Los cambios en la ecología de los vectores de enfermedades favorecerán la diseminación de enfermedades actualmente más limitadas geográficamente como la leishmaniosis, el paludismo, la enfermedad de Lyme, el chikungunya, el dengue, la enfermedad causada por el virus de Zika, la infección por el virus del Nilo Occidental1…
El impacto en la calidad del agua y en los suministros de agua y alimentos favorecerán enfermedades como el cólera, infecciones por Campylobacter, leptospirosis, malnutrición, diarrea…
La degradación medioambiental da lugar a migraciones forzosas, conflictos civiles e impacto en la salud mental.
Las altas temperaturas extremas propiciarán el agravamiento de diferentes trastornos cardiovasculares, respiratorios, renales o mentales, y se relacionan con aumento de la mortalidad, y a nivel cutáneo favorecerán erupciones como la miliaria. Además, afectarán sobremanera a personas con trastornos de sudoración, como ocurre con algunas enfermedades genéticas como las displasias ectodérmicas, el síndrome de Ehlers-Danlos o las ictiosis, entre otras1,2.
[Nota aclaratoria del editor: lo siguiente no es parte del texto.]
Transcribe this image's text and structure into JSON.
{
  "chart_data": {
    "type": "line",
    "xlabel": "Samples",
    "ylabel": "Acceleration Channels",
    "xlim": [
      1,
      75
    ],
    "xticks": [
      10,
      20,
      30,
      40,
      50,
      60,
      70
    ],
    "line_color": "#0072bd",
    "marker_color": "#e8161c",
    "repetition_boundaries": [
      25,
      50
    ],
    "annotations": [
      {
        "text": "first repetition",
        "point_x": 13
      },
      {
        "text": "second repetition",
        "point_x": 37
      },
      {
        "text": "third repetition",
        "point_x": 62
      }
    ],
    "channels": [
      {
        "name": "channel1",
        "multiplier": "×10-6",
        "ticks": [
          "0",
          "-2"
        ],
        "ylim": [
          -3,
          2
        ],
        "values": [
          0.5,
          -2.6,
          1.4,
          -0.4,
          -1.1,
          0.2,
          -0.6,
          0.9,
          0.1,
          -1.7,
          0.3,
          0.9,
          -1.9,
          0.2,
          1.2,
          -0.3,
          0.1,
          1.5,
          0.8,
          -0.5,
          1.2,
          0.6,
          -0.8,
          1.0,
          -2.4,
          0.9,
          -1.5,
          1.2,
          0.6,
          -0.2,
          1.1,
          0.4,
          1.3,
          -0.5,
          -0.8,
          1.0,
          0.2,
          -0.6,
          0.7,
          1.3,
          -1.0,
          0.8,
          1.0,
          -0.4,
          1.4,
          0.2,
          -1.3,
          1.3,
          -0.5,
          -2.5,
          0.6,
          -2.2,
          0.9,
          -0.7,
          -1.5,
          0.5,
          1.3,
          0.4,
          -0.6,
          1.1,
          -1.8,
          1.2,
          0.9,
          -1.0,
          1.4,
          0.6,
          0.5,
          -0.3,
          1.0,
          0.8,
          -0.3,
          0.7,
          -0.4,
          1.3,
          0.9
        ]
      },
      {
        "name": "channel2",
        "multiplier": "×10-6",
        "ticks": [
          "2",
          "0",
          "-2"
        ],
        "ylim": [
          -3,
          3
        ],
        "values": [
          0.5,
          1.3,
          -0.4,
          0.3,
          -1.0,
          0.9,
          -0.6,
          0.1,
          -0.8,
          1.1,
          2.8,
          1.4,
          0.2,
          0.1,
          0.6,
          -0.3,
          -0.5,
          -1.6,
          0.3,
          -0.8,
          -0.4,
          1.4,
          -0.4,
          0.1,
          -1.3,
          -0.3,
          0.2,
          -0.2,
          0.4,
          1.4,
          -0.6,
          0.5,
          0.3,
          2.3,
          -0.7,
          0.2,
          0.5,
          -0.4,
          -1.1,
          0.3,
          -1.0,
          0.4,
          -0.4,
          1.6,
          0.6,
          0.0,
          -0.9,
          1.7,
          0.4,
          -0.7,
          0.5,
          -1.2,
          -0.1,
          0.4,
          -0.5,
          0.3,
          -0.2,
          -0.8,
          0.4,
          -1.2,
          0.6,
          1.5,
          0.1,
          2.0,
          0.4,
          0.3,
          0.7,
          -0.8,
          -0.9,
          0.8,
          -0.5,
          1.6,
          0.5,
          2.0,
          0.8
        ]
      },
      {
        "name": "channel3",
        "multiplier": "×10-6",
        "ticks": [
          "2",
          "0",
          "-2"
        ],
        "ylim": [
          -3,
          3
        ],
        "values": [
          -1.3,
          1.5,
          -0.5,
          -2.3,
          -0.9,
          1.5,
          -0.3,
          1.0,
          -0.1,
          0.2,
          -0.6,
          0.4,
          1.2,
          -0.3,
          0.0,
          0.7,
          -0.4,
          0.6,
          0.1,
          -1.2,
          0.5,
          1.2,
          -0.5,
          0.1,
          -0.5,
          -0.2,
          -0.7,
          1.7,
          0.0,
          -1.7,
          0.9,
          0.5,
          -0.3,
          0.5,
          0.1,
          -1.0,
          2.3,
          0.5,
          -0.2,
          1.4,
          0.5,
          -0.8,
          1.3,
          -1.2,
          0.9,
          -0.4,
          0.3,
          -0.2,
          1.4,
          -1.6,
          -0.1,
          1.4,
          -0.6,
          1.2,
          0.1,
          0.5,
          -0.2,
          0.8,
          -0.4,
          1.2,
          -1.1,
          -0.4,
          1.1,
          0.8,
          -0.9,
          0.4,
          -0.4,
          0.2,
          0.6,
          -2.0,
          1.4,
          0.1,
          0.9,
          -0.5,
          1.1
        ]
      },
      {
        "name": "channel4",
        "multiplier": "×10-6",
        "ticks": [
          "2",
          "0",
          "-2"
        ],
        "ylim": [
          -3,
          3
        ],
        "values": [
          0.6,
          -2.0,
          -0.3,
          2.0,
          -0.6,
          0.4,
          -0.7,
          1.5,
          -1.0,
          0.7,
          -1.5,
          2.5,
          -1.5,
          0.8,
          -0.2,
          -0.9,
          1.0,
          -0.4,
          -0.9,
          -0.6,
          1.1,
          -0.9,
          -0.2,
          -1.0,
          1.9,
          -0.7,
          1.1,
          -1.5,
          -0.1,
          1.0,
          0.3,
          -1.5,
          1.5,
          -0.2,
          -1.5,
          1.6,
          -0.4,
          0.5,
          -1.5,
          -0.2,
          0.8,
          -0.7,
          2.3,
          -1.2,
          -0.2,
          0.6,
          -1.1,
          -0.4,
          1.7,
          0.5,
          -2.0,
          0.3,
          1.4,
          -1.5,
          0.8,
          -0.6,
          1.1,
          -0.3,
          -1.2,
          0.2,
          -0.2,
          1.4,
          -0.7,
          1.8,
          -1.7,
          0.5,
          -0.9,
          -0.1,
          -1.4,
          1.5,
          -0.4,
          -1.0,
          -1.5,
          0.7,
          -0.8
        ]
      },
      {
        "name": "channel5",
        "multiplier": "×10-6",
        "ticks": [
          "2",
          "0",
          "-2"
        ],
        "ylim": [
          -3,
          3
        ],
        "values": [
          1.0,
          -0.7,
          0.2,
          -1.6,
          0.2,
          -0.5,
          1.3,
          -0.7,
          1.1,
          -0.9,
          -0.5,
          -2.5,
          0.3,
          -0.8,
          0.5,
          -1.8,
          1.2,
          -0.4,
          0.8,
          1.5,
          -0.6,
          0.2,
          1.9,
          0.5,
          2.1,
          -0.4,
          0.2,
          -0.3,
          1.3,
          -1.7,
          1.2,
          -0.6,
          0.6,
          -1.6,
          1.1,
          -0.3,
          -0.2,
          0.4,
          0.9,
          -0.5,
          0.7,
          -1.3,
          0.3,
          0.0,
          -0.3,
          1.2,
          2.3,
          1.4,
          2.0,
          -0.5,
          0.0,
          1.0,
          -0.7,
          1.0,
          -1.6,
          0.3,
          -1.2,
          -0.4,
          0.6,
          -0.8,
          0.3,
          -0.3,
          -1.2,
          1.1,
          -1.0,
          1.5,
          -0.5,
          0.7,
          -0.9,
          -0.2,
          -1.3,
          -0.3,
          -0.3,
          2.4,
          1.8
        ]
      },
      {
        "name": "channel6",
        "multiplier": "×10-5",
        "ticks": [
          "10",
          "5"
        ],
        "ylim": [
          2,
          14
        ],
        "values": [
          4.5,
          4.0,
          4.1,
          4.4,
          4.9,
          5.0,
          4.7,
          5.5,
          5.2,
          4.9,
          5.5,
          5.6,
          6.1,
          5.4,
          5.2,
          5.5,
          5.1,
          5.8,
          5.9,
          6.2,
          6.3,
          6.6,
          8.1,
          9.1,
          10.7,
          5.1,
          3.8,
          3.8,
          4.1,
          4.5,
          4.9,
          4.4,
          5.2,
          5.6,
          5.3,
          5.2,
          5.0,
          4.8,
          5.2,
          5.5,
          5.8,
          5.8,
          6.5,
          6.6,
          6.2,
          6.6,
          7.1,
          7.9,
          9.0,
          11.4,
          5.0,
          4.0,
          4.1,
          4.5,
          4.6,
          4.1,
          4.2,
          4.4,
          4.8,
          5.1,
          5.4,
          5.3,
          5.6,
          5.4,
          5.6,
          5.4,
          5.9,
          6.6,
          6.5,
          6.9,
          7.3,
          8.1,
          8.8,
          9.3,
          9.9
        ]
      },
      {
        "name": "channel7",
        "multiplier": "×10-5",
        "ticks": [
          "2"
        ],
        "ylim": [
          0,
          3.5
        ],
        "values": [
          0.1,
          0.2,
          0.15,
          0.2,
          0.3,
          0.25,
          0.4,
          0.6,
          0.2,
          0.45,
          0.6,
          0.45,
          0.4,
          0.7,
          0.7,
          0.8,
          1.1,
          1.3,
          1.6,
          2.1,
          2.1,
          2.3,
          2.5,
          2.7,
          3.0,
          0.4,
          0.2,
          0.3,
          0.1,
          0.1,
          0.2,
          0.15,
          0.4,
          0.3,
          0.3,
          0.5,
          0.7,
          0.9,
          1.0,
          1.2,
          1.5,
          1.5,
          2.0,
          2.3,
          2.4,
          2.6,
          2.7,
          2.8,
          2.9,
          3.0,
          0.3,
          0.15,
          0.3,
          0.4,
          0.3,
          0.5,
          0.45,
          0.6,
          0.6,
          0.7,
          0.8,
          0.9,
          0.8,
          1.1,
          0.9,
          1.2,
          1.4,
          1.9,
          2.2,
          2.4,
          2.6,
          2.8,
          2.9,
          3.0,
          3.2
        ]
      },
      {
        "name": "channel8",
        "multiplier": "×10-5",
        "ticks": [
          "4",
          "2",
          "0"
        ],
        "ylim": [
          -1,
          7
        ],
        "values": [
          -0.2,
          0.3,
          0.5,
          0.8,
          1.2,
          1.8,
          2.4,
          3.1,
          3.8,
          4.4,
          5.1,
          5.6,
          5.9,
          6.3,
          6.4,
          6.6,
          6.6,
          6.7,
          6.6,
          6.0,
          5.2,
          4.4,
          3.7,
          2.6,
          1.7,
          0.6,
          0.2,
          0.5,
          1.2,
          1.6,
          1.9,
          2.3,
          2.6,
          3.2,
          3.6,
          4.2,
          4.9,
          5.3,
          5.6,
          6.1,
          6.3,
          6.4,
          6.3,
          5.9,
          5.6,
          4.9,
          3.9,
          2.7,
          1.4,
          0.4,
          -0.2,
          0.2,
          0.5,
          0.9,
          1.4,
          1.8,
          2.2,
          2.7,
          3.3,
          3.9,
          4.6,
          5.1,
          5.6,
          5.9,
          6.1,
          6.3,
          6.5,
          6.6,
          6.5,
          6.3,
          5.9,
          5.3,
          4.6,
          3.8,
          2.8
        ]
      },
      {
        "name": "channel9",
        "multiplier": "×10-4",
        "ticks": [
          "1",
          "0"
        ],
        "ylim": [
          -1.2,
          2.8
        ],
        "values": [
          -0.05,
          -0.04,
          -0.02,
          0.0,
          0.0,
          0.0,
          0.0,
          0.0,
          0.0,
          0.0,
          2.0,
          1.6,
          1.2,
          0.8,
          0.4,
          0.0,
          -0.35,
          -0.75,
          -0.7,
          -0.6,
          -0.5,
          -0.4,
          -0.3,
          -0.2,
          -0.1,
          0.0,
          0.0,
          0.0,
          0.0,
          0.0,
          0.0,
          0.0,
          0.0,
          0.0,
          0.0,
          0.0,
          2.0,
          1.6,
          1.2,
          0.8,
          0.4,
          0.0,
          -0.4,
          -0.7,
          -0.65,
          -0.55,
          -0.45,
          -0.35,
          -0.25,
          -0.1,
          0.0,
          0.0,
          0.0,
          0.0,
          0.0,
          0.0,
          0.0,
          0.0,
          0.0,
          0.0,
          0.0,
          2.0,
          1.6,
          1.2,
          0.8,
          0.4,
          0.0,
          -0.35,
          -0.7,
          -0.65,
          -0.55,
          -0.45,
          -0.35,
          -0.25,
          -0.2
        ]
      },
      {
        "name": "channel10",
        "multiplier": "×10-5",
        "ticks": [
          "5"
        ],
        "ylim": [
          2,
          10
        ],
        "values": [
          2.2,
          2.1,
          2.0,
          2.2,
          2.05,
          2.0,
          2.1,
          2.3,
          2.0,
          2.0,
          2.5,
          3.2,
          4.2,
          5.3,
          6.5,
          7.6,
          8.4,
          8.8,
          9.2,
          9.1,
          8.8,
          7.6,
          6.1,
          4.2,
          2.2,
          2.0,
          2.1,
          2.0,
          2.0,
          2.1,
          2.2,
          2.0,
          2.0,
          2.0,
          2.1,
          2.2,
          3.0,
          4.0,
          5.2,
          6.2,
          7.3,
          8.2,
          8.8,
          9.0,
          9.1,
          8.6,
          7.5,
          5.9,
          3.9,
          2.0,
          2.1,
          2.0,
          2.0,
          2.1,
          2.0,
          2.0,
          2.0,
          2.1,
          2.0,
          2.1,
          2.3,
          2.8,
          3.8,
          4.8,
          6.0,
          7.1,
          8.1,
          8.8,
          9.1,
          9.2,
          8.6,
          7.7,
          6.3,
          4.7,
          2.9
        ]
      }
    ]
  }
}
Los fenómenos meteorológicos extremos, a su vez, facilitarán heridas, migraciones, afectación de la salud mental… La OMS establece que, tras inundaciones graves, los trastornos cutáneos serían los problemas de salud asociados más frecuentes, por delante de diarrea o infecciones respiratorias, e incluirían diferentes tipos de infecciones, picaduras de artrópodos, mordeduras, «pie de inmersión», dermatitis de contacto o heridas traumáticas3.
Los cambios de temperatura y humedad también pueden afectar, por ejemplo, a la estacionalidad habitual de determinadas enfermedades, como ocurre con la enfermedad boca-mano-pie, originada por enterovirus4.
Como paradigma de enfermedad dermatológica que puede verse afectada por el cambio climático, tenemos la dermatitis atópica, claramente influenciada por diferentes factores climáticos y la polución ambiental, que pueden empeorar la función de barrera, la desregulación inmunitaria, la disbiosis y el prurito, que están implicados en la patogenia de la enfermedad. Así, las radiaciones ultravioleta pueden originar inflamación, apoptosis, daño en el ácido desoxirribonucleico y una reducción de la función de barrera, como ocurre en una quemadura solar. La polución del aire, los alérgenos ambientales y las sustancias irritantes pueden interrumpir la homeostasis cutánea, originando dichas alteraciones en la función de barrera, disbiosis (descendiendo la flora normal y aumentando la colonización por Staphylococcus aureus), prurito y daño oxidativo. El frío y la humedad ambiental pueden igualmente alterar la función de barrera (al aumentar la pérdida transepidérmica de agua), mientras que el calor y la sudoración pueden provocar prurito5.
Igualmente, son esperables cambios en relación con las infecciones fúngicas, ya que estas condiciones (aumento de temperatura global, más fenómenos meteorológicos extremos…) estimulan la emergencia de nuevos patógenos fúngicos, y la adaptación de determinados hongos a ambientes previamente inhóspitos para ellos. Es esperable, por tanto, un aumento de estas infecciones fúngicas, al favorecerse su crecimiento y diseminación; los hongos pueden infectar más fácilmente a los seres humanos, y el uso de fungicidas en agricultura puede propiciar el desarrollo de resistencias a antifúngicos6. Un ejemplo lo tenemos en la emergencia a nivel global de Trichophyton indotineae.
En definitiva, como dermatólogos, no podemos ignorar el fenómeno del cambio climático, y debemos prepararnos para poder ayudar lo mejor posible a aquellos que sufran sus consecuencias.